Man Sentenced to Year in Prison for Submitting Fictitious "Drafts" to IRS to Pay Personal Income Tax
Las Vegas, Nev. - A Reno man was sentenced to a year in prison today for submitting fictitious paperwork known as "sight drafts" to the IRS for the purpose of paying his personal income tax, announced Daniel G. Bogden, United States Attorney for the District of Nevada.
Last September, a jury convicted ALBERT R. SALMAN, age 65, owner of the Stead Barbershop in Reno, of two counts of submitting fictitious sight drafts to the IRS and two counts of attempting to interfere with the administration of IRS laws.

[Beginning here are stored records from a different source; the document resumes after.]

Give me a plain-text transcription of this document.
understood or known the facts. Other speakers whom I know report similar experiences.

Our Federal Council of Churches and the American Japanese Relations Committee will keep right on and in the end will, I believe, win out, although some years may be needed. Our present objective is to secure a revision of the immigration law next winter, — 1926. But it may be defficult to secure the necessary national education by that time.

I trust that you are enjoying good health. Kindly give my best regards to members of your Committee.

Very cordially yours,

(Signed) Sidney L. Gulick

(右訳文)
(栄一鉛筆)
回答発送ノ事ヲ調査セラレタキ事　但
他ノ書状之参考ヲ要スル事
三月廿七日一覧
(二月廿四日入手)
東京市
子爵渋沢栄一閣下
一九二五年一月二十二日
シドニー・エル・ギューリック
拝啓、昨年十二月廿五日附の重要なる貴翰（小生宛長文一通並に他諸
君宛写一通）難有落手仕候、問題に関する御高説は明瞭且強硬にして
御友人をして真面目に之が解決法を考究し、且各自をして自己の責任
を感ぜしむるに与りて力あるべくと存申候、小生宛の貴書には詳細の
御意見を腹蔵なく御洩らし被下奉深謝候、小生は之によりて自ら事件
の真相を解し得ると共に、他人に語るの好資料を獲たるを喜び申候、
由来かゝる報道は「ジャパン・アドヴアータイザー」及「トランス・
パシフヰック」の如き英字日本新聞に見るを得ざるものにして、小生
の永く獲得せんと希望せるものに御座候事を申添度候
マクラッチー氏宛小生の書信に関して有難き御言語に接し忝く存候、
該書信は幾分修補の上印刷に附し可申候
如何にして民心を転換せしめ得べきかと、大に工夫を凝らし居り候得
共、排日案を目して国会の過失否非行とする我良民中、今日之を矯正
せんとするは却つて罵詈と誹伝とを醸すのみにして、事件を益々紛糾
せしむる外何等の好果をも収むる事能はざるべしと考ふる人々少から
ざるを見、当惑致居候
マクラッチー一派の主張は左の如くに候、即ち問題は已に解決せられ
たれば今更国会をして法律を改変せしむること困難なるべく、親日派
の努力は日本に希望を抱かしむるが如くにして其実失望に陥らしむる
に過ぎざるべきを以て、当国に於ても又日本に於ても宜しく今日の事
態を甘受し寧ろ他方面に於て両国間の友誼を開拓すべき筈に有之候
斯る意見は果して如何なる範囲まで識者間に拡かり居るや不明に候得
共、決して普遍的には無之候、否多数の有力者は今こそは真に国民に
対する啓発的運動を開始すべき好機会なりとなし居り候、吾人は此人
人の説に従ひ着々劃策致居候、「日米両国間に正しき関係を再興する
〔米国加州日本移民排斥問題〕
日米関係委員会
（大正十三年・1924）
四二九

U.S. District Judge Larry R. Hicks, who also ordered SALMAN to pay a special assessment of $400 and serve five years of supervised release, handed down the sentence.
According to the court records, on or about October 30, 1998, and January 15, 1999, SALMAN submitted fictitious "Sight Drafts" in the amounts of $750,000 and $250,000, respectively, to the IRS for the payment of his estimated federal personal income tax, knowing that the drafts were fictitious and that he did not owe such tax liability to the IRS. The "Sight Drafts" purported that they were issued under the authority of the United Sates Treasury, and were submitted along with an IRS Form 1040-ES, which is a payment voucher. Each voucher indicated he was making payment on behalf of ALBERT R. SALMAN for the 1998 calendar year.
SALMAN was allowed to remain free on bond until March 14, 2005, when he must surrender to the custody of the United States Bureau of Prisons.
Special Agents of IRS Criminal Investigation in Nevada investigated the case. It is being prosecuted by Assistant United States Attorney Brian Sullivan.